In der Berner Bahnofunterführung wirft eine Frau ein zerknülltes Papierchen in die Trennbox: «Wir haben schon als Kind gelernt, dass man Abfall nicht auf den Boden wirft. Das ist mir geblieben.» Für sie ein Akt der Selbstverständlichkeit. «Zuhause trenne ich ja auch.»
Was in vielen Schweizer Haushalten gang und gäbe ist, kommt jetzt auch in den fünf grössten Bahnhöfen der Schweiz an. Fast 600 Recyclingstationen stehen seit heute in den Bahnhöfen in Genf, Basel, Zürich, Luzern und Bern bereit. Zuvor wurde die Abfalltrennung zwei Jahre lang im Bahnhof Bern getestet.
500 Tonnen weniger Kehricht pro Jahr
Das Pilotprojekt habe sich bewährt, sagt Jürg Stöckli, Leiter Immobilien der SBB. Die Menschen würden trotz der kurzen Verweildauer am Bahnhof ihren Abfall trennen. Nur gerade fünf Prozent der Reisenden würden falsch entsorgen, heisst es bei der SBB.
Im Pilotprojekt landeten 30 Prozent des im Bahnhof anfallenden Mülls in den Trennboxen. Mengenmässig komme einiges zusammen, sagt Stöckli.
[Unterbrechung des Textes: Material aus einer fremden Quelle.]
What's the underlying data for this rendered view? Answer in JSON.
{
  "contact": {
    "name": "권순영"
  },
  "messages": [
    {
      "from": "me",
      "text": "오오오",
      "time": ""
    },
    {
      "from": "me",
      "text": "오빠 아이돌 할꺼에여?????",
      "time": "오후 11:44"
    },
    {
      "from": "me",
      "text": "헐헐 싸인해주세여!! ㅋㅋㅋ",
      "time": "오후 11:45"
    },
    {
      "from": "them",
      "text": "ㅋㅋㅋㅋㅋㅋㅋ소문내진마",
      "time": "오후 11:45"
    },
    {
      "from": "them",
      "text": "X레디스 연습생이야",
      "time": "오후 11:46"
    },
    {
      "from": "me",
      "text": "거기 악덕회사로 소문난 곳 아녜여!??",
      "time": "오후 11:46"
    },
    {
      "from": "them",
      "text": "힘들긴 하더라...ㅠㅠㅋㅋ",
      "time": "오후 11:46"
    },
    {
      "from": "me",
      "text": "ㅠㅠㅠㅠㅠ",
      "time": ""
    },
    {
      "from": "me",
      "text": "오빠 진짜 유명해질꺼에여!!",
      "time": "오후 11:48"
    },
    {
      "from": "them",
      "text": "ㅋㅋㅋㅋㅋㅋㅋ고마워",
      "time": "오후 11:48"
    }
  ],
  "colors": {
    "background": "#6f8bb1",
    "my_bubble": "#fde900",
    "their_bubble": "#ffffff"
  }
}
Im Pilotversuch seien 100 Tonnen Werkstoffe pro Jahr gesammelt worden. «Schweizweit gehen wir davon aus, dass wir insgesamt 500 Tonnen jährlich nicht verbrennen werden müssen.»
«Steter Tropfen höhlt den Stein»
Der ökologische Gedanken scheint dabei im Vordergrund zu stehen, denn die Kosteneinsparungen sind gering. Rund 100‘000 Franken pro Jahr würden an Entsorgungsgebühren wegfallen, sagt der Immobilien-Chef der SBB. Die Bahn investiert aber zwei Millionen in das Projekt. Bis sich die Abfalltrennung finanziell lohnt, dauert es also 20 Jahre. Aber eben: «Das ist ein wichtiges Zeichen für die Nachhaltigkeit», sagt Stöckli.
Das freut nicht nur Recycling Schweiz, die Dachorganisation der Recycling-Branche, die die Bemühungen der SBB und deren Beitrag an den Umweltschutz unterstützt. Auch ein Bahnkunde, der soeben seine Zeitung richtig entsorgt hat, begrüsst die Abfalltrennung: «Wie sagt man so schön: Steter Tropfen höhlt den Stein.»